Il me semble qu’il faut en convenir : la religion est une disposition inhérente à l’humanité. Elle apparaît avec l’homme et durera autant que lui. Freud ne pensait pas que la religion puisse être supprimée par le savoir rationnel avant un temps extrêmement long – et il prévenait aussi que s’il parvenait à régner seul, « notre Dieu Λóγος » ne réaliserait que « ce que la nature extérieure permettra, mais seulement peu à peu dans un avenir imprévisible »[1]. Il se montrait ainsi beaucoup plus perspicace que nombre de ses contemporains. C’est d’ailleurs pour la même raison qu’il se déclarait en faveur des formes « épurées et sublimées » de la religion qui n’entrent plus en conflit avec les découvertes de la science.
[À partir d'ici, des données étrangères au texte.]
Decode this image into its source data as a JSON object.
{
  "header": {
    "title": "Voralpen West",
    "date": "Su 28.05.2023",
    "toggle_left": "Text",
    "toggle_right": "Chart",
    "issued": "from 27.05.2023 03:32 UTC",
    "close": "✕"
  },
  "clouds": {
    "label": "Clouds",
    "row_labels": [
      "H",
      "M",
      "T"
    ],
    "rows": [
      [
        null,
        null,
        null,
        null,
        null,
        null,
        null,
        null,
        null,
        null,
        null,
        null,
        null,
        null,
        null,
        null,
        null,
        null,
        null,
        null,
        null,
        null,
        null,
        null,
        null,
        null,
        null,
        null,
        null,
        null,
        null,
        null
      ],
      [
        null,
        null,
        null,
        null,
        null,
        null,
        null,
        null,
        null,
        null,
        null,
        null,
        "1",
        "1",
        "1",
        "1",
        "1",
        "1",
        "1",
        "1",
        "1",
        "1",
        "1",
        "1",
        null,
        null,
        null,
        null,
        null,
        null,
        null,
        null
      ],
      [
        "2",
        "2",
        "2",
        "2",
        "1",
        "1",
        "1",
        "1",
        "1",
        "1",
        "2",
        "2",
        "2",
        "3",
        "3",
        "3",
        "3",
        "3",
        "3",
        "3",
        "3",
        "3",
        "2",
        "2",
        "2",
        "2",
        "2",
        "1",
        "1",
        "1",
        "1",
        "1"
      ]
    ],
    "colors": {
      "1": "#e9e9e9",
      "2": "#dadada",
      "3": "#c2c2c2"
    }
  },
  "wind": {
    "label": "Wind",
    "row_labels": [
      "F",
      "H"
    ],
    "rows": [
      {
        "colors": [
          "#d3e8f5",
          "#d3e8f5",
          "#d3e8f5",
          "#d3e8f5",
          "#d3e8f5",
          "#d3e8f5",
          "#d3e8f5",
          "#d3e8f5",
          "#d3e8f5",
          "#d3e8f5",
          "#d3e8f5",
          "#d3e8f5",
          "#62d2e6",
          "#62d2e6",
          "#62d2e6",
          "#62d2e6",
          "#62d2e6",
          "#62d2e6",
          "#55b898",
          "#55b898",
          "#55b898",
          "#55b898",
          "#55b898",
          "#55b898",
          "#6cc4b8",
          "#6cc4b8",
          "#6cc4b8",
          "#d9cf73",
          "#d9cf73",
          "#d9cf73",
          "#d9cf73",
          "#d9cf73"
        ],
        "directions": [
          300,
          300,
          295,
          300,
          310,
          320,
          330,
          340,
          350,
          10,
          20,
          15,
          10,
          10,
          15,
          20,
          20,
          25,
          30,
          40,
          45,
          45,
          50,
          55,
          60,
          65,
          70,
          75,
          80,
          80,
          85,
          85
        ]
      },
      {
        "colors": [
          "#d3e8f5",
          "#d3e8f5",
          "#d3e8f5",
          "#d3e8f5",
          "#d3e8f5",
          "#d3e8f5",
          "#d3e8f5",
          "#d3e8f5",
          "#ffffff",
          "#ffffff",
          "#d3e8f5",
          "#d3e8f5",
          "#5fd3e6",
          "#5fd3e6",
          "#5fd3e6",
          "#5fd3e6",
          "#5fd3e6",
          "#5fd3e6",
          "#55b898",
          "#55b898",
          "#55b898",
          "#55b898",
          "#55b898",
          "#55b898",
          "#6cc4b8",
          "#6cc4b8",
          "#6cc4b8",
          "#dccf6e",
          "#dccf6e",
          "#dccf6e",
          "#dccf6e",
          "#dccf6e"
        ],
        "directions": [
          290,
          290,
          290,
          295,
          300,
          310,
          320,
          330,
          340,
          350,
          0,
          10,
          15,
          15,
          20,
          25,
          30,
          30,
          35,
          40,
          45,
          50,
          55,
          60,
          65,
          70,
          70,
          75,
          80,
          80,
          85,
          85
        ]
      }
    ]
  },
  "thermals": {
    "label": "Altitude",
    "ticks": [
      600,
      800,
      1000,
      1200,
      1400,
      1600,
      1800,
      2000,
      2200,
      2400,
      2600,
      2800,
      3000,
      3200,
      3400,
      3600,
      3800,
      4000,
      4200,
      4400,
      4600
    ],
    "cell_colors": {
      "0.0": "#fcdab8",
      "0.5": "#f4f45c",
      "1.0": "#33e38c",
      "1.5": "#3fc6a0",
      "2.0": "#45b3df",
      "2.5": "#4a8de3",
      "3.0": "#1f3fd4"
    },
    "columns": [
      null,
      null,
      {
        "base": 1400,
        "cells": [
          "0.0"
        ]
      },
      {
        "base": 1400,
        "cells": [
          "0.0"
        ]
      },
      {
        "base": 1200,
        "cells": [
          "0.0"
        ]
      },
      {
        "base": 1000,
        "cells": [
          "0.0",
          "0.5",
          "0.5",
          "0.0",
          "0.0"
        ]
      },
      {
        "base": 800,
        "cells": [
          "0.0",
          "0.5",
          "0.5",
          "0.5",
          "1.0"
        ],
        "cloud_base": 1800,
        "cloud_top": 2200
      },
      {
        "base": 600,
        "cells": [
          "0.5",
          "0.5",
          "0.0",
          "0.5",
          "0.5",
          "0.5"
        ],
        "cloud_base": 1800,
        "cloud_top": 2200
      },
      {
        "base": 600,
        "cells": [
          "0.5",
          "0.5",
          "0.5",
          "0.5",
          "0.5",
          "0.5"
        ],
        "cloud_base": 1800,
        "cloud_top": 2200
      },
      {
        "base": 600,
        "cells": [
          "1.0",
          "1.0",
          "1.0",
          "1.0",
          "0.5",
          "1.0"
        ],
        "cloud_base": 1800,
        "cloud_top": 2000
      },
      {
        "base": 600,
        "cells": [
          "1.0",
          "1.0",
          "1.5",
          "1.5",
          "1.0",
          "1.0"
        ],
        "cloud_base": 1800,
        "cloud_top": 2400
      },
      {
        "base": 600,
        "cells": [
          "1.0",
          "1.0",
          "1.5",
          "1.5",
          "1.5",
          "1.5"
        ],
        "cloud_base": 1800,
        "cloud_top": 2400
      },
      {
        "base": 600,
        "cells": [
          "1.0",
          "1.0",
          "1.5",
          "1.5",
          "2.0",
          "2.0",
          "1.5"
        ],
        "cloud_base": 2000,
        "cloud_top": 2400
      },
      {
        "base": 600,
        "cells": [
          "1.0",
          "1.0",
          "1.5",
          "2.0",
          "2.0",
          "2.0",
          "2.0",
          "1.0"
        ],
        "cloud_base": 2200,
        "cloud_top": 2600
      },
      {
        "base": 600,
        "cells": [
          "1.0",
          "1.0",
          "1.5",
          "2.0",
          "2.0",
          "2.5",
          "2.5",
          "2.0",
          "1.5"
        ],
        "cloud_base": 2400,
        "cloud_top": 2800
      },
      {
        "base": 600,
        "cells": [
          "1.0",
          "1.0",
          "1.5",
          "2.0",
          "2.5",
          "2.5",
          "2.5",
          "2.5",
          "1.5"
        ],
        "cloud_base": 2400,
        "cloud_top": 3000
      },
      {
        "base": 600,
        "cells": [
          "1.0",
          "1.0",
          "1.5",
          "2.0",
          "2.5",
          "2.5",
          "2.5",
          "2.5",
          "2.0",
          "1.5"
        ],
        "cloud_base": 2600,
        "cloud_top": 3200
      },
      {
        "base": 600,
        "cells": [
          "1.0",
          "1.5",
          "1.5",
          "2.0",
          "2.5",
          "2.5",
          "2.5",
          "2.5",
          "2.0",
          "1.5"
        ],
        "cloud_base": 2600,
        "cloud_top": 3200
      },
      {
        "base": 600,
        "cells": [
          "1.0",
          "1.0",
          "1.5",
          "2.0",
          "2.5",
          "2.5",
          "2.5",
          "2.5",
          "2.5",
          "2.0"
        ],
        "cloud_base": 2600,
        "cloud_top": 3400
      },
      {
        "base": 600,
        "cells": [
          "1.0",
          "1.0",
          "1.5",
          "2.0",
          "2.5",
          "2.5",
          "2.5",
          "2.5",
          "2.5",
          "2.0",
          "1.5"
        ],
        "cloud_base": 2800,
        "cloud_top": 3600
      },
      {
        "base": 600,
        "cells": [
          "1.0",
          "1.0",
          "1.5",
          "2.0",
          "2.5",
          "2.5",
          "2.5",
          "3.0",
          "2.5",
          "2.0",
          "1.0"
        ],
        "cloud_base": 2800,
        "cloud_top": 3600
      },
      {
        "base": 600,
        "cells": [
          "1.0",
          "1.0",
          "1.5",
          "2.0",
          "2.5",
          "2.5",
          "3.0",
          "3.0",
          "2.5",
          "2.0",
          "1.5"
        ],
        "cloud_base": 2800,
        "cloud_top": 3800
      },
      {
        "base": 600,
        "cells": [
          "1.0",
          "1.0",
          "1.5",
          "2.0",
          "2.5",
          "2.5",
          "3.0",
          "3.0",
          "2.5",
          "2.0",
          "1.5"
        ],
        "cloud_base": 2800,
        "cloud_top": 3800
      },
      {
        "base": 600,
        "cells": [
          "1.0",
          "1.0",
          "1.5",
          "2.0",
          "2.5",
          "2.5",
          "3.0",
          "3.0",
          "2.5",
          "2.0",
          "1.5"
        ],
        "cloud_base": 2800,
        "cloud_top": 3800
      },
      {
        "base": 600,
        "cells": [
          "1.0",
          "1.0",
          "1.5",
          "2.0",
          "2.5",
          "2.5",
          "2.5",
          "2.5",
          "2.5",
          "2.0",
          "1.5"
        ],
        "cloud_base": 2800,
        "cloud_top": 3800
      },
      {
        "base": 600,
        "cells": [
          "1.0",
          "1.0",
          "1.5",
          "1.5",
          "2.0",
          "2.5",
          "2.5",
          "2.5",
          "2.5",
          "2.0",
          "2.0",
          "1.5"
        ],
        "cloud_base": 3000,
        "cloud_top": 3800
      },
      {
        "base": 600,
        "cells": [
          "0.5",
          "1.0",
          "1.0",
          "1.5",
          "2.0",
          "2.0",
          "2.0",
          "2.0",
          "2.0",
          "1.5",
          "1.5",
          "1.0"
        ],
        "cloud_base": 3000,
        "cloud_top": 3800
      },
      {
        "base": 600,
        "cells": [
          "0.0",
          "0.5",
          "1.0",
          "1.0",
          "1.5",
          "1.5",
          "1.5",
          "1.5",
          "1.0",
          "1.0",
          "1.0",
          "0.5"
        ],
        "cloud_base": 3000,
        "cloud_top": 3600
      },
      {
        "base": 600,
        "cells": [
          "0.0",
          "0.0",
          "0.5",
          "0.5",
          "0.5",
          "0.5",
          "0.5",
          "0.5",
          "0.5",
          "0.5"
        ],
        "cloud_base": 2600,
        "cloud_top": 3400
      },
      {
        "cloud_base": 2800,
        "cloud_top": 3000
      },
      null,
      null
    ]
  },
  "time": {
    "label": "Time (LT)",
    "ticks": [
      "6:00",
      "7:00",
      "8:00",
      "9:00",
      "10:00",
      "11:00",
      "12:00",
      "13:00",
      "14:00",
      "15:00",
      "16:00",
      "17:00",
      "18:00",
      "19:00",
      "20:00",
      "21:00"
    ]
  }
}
La science, au demeurant, reste pour Freud limitée à « nous faire voir comment le monde doit nous apparaître en raison du caractère particulier de notre organisation »[2] indépendamment de « la nature de l’univers » en elle-même. Aussi la dénonciation de l’illusion religieuse vaut-elle pour lui avant tout dans la mesure où cette illusion reste « infantile » ou « délirante » mais non lorsqu’elle se « sublime » en désir de parvenir à « la fraternité humaine et la diminution de la souffrance »[3].
On peut estimer qu’aujourd’hui l’athéisme dominant de la culture rationnelle – tant techno-scientifique que juridico-éthique – partage peu ou prou les dispositions de Freud. C’est aussi que cet athéisme en est venu à reconnaître ses propres limites. Là où il avait pu s’agir, naguère, de substituer à un Être suprême et à ses commandements une Nature aux lois entièrement définies, il n’est plus question ni d’être ni de nature. La métaphysique et la rationalité scientifique se sont transformées de conserve – surmontées, déconstruites, en tout cas déplacées et parvenues au bord de mutations encore en partie insoupçonnées.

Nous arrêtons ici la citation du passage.